How do I get a employee badge?

Yellow vest is given to me by a blue vest from a vending machine?


Do I scan totes or individual packages

What do people mean by holding up the line?

Thanks


----------



## nighthawk398 (Jul 21, 2015)

I always scan each one


----------



## Movaldriver (Feb 20, 2017)

Not all warehouse give badges and they are not any type of ID just something that looks official. No name or anything on it, because we are NOT employees. They will give you a vest if they have any. Each location is different about scanning bags vs. packages. Just watch what others are doing. Holding up the line is when at a drive thru warehouse someone is really slow holding up everyone behind them. Good luck! It's pretty easy as long as you use common sense.


----------



## Kevin Melendez (Feb 26, 2016)

Everything went well got a Vest

I loaded packages by alphabetical order one which was super heavy (car litter) got lucky and got a UPs store which got rid of a good amount of boxes everything else was pretty simple. On the last delivery one of the security guards would not let me into the area had to use my post office badge to gain access.

I finished an hour early 

What's the barcode then mak you scan when you get there? Thanks


----------



## jester121 (Sep 6, 2016)

Good job, sounds like you've got the right stuff for flex.

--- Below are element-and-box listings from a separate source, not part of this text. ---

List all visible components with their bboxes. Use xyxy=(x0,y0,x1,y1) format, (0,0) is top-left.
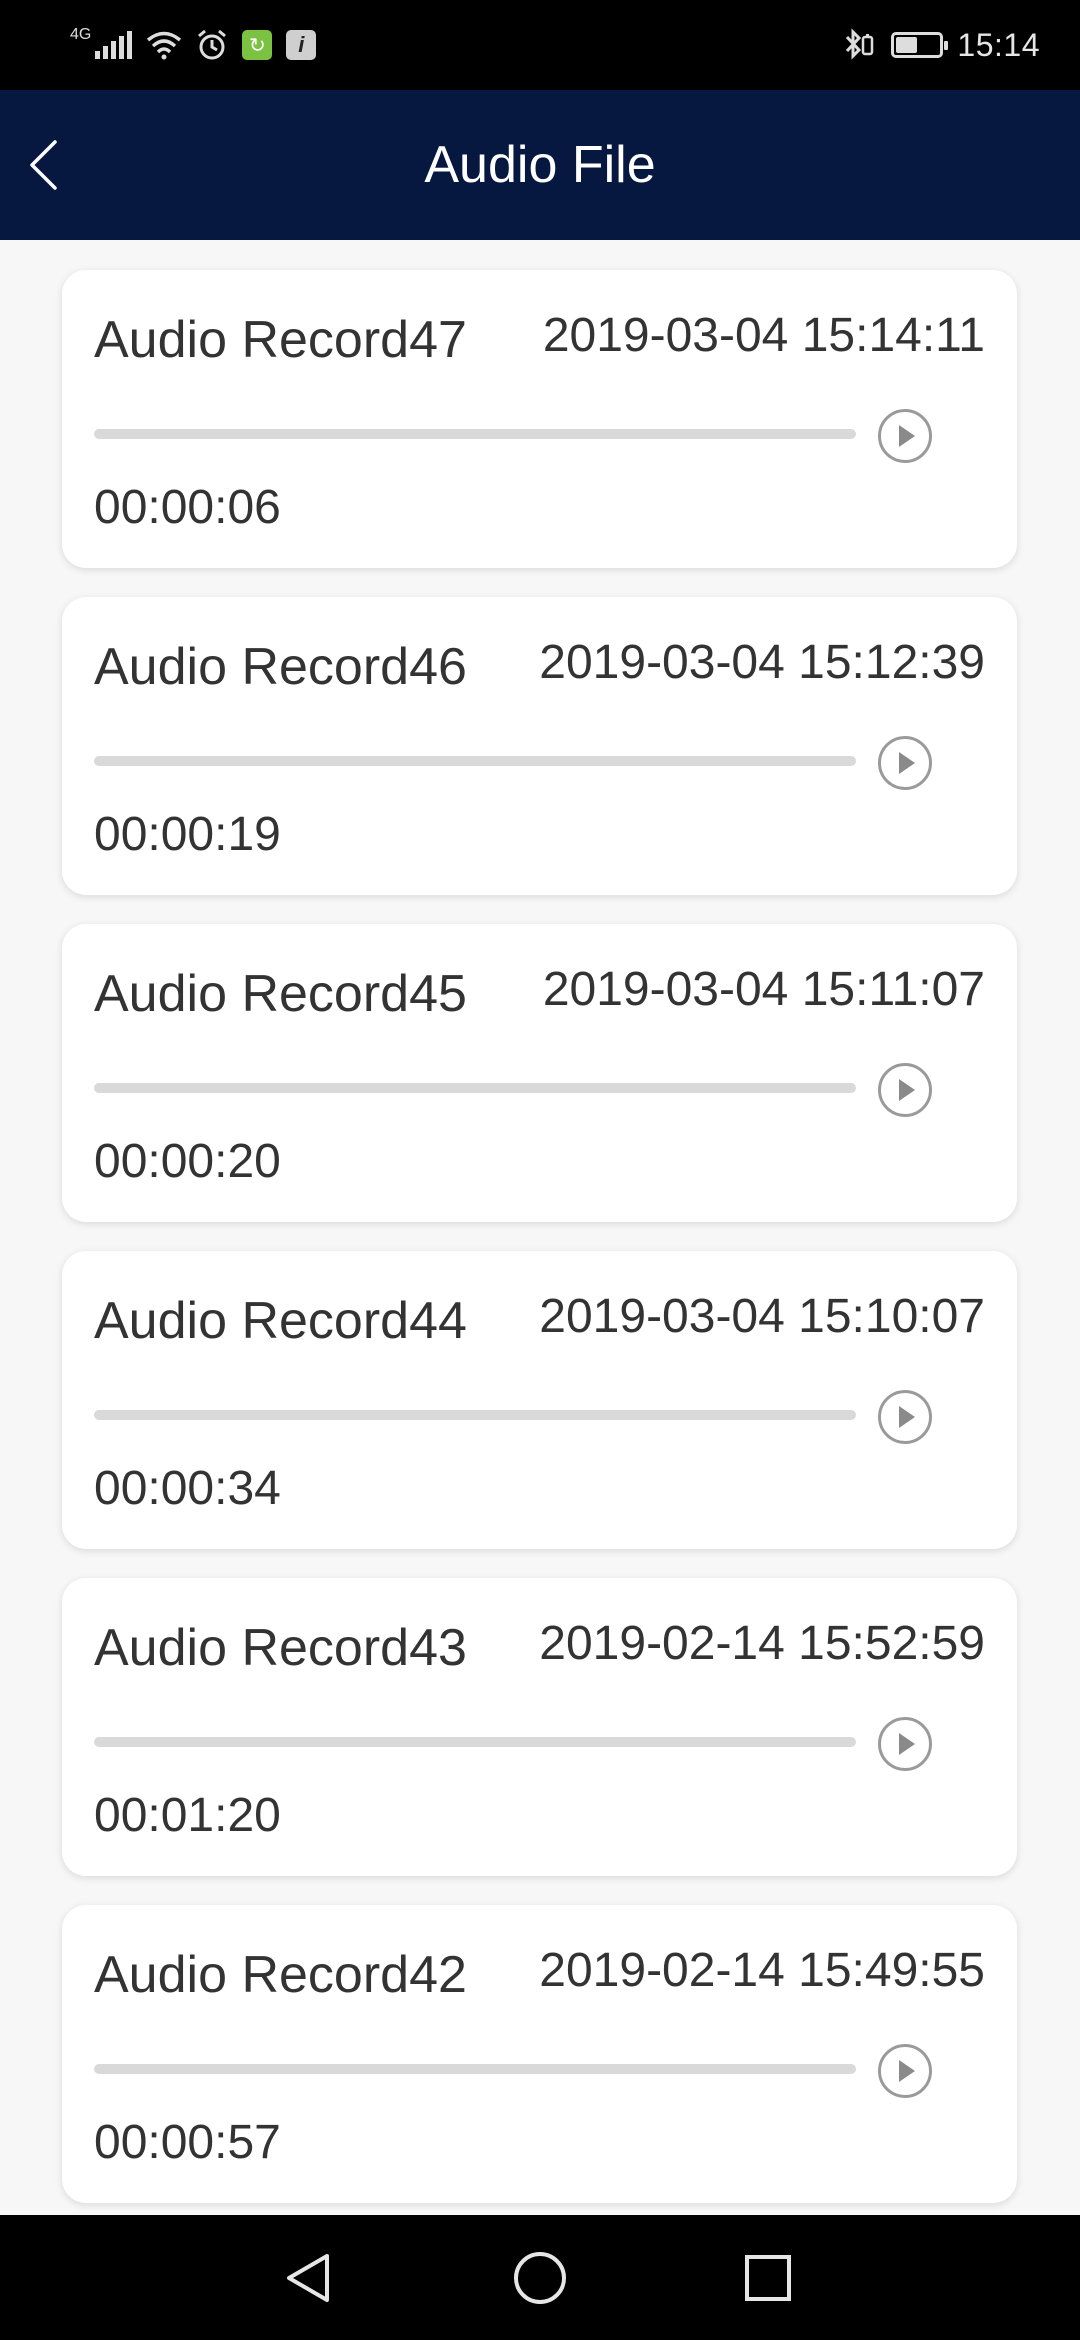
status-left-icons: 4G ↻ i xyxy=(70,26,317,61)
info-icon: i xyxy=(286,30,317,60)
system-nav-bar xyxy=(0,2215,1080,2340)
record-duration: 00:00:34 xyxy=(94,1462,281,1515)
record-name: Audio Record45 xyxy=(94,965,467,1023)
record-name: Audio Record42 xyxy=(94,1946,467,2004)
bluetooth-icon xyxy=(841,28,877,62)
record-date: 2019-02-14 15:49:55 xyxy=(539,1944,985,1997)
record-duration: 00:01:20 xyxy=(94,1789,281,1842)
network-type-label: 4G xyxy=(70,26,92,43)
playback-progress-bar[interactable] xyxy=(94,1410,856,1420)
record-duration: 00:00:19 xyxy=(94,808,281,861)
nav-home-button[interactable] xyxy=(500,2238,580,2318)
audio-record-list[interactable]: Audio Record47 2019-03-04 15:14:11 00:00… xyxy=(0,240,1080,2215)
playback-progress-bar[interactable] xyxy=(94,2064,856,2074)
record-date: 2019-03-04 15:12:39 xyxy=(539,636,985,689)
audio-record-card[interactable]: Audio Record45 2019-03-04 15:11:07 00:00… xyxy=(62,924,1017,1222)
audio-record-card[interactable]: Audio Record42 2019-02-14 15:49:55 00:00… xyxy=(62,1905,1017,2203)
play-icon[interactable] xyxy=(877,1062,933,1118)
playback-progress-bar[interactable] xyxy=(94,1083,856,1093)
playback-progress-bar[interactable] xyxy=(94,1737,856,1747)
play-icon[interactable] xyxy=(877,1716,933,1772)
audio-record-card[interactable]: Audio Record44 2019-03-04 15:10:07 00:00… xyxy=(62,1251,1017,1549)
status-right-icons: 15:14 xyxy=(841,27,1040,64)
record-name: Audio Record44 xyxy=(94,1292,467,1350)
nav-recents-button[interactable] xyxy=(728,2238,808,2318)
playback-progress-bar[interactable] xyxy=(94,429,856,439)
play-icon[interactable] xyxy=(877,735,933,791)
battery-level xyxy=(896,37,918,53)
alarm-icon xyxy=(196,29,228,61)
status-bar: 4G ↻ i 15:14 xyxy=(0,0,1080,90)
wifi-icon xyxy=(146,30,182,60)
play-icon[interactable] xyxy=(877,1389,933,1445)
record-duration: 00:00:57 xyxy=(94,2116,281,2169)
record-name: Audio Record46 xyxy=(94,638,467,696)
audio-record-card[interactable]: Audio Record46 2019-03-04 15:12:39 00:00… xyxy=(62,597,1017,895)
record-date: 2019-03-04 15:11:07 xyxy=(542,963,985,1016)
nav-back-button[interactable] xyxy=(268,2238,348,2318)
record-date: 2019-03-04 15:10:07 xyxy=(539,1290,985,1343)
record-name: Audio Record47 xyxy=(94,311,467,369)
playback-progress-bar[interactable] xyxy=(94,756,856,766)
app-badge-icon: ↻ xyxy=(242,30,273,60)
nav-home-icon xyxy=(514,2251,566,2304)
record-duration: 00:00:06 xyxy=(94,481,281,534)
audio-record-card[interactable]: Audio Record43 2019-02-14 15:52:59 00:01… xyxy=(62,1578,1017,1876)
record-name: Audio Record43 xyxy=(94,1619,467,1677)
play-icon[interactable] xyxy=(877,408,933,464)
record-date: 2019-03-04 15:14:11 xyxy=(542,309,985,362)
nav-back-icon xyxy=(287,2253,329,2302)
signal-icon xyxy=(95,31,133,59)
record-duration: 00:00:20 xyxy=(94,1135,281,1188)
audio-record-card[interactable]: Audio Record47 2019-03-04 15:14:11 00:00… xyxy=(62,270,1017,568)
record-date: 2019-02-14 15:52:59 xyxy=(539,1617,985,1670)
app-header: Audio File xyxy=(0,90,1080,240)
page-title: Audio File xyxy=(424,136,656,194)
status-time: 15:14 xyxy=(957,26,1040,63)
nav-recents-icon xyxy=(745,2254,791,2301)
back-button[interactable] xyxy=(14,125,74,205)
play-icon[interactable] xyxy=(877,2043,933,2099)
back-chevron-icon xyxy=(30,140,57,190)
battery-icon xyxy=(891,32,949,58)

The barcode is to link your app with the actual check in process, to keep people from just checking on the app and then sneaking off without loading up any packages and getting paid.


----------



## Kevin Melendez (Feb 26, 2016)

Thanks, working for the post office and working before as a food delivery driver made it easy. I remember when the mailman load there trucks they load them in a certain way which helped me out a lot.


Oh that makes sense. What time do the blocke come out I just so happened I get lucky and refreshed and found one this morning


----------



## crimson.snwbnny (Nov 24, 2016)

been loading my car in alphabetical order too. ive found it super efficient. used to mark the boxes with a sharpie according to 1st, 2nd, 3rd..etc route. but the ABC order way faster.

i just clump all the "S" together, the "a" ect. and put the clumps in my car where they would fit best. bigger groups in the trunk, smaller front seats.


----------